Hot Water Boiler Output & Radiation Calculator

Match boiler net output to connected fin-tube baseboard and cast-iron EDR radiation.

Converts fin-tube baseboard linear footage and cast-iron radiator EDR ratings into total Btu/h heat output at your design supply water temperature, then compares it against boiler net output to verify the system is balanced. Built for plumbers and hydronics techs replacing boilers or adding zones. It runs free in your browser on Gera Tools, with nothing uploaded.

Last updated Source: Gera Tools

What is net IBR boiler output?

Net IBR (Institute of Boiler and Radiator Manufacturers) output is the rated heat a boiler delivers to the system after subtracting a piping and pickup allowance from its gross output. It is the figure you match against connected radiation, not the input BTU on the gas valve.

When you replace a boiler or add a zone, the question is whether the connected radiation can actually emit the heat the boiler makes — and at what water temperature. This calculator converts fin-tube baseboard footage and cast-iron EDR into total Btu/h output at your design water temperature and compares it against the boiler’s net output so you can confirm the system is balanced.

How it works

Fin-tube output depends strongly on average water temperature, so the tool scales a 180°F baseline rating by a temperature factor. Cast-iron radiators are rated by EDR at a standard 150 Btu/h per square foot:

fintube_btu  = baseboard_ft × 580 × temp_factor(avg_water_T)
castiron_btu = EDR_sqft × 150
total_rad    = fintube_btu + castiron_btu
balance      = compare total_rad against boiler net IBR output

The temperature factor is roughly 1.0 at 180°F, about 0.78 at 160°F, and near 0.55 at 140°F — which is why condensing low-temperature designs need far more baseboard for the same heat.

Why average water temperature matters so much

The Btu output of fin-tube baseboard is not a fixed number — it falls sharply as you lower the supply temperature. This matters enormously when you replace an old atmospheric boiler (typically designed for 180°F) with a condensing unit that you want to run at 130–150°F to maximise efficiency. A baseboard element rated at 580 Btu/h per foot at 180°F average water might deliver only 320 Btu/h per foot at 140°F average — barely more than half. If the existing radiation was sized tightly for 180°F, you may need to add baseboard footage before dropping the water temperature.

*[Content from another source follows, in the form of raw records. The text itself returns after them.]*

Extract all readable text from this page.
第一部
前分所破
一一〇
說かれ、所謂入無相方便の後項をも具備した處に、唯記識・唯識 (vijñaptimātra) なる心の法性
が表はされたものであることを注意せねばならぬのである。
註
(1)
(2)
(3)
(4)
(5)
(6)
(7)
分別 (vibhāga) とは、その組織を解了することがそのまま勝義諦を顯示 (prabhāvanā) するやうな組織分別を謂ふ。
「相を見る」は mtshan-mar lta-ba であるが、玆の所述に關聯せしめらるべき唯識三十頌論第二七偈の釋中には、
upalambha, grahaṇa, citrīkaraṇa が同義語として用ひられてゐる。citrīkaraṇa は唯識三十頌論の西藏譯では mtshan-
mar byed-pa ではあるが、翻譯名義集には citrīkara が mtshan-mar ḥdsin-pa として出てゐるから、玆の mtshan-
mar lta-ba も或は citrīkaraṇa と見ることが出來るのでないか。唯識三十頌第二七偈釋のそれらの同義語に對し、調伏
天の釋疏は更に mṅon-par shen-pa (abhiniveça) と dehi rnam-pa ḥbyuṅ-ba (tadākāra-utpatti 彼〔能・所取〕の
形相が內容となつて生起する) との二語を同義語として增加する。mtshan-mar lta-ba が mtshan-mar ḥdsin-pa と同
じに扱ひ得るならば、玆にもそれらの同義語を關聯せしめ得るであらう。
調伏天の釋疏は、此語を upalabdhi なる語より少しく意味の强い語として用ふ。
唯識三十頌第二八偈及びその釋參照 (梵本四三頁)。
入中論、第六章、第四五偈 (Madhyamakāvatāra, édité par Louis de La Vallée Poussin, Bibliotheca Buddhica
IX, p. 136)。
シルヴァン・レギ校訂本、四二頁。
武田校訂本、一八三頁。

Average water temperatureApprox. output per foot (3/4” fin-tube)
200°F~720 Btu/h
180°F~580 Btu/h (baseline)
160°F~450 Btu/h
140°F~320 Btu/h
120°F~200 Btu/h

These are illustrative figures for a typical residential fin-tube element; always check the manufacturer’s rating table for the specific product.

Worked example

Forty feet of 3/4 inch fin-tube at 180°F gives about 40 × 580 = 23,200 Btu/h. Add three cast-iron radiators totalling 60 square feet EDR — another 60 × 150 = 9,000 Btu/h — and the connected radiation is roughly 32,200 Btu/h. A boiler with a 34,000 Btu/h net IBR output matches that comfortably.

Now suppose you want to switch to a condensing boiler at 150°F average water. The fin-tube output drops to roughly 40 × 390 = 15,600 Btu/h plus the same 9,000 from cast-iron, totalling about 24,600 Btu/h. You would need to verify the building heat loss is below that figure before committing to the lower setpoint, or add additional baseboard to cover the gap.

Tips for plumbers and hydronics techs

  • Always size the boiler from a room-by-room heat-loss calculation (Manual J or equivalent), not from the connected radiation. Radiation can be oversized from a previous boiler; using it as the sizing anchor perpetuates oversizing.
  • Net IBR output — not gross input, not the nameplate Btu — is the figure to match against radiation.
  • Short-cycling from an oversized boiler accelerates heat exchanger wear and hurts efficiency more than a slightly undersized unit would.
  • Mixed systems (fin-tube plus cast-iron) are common in older homes. Because cast-iron output is less sensitive to water temperature, it can carry a larger share of the load when you drop the setpoint.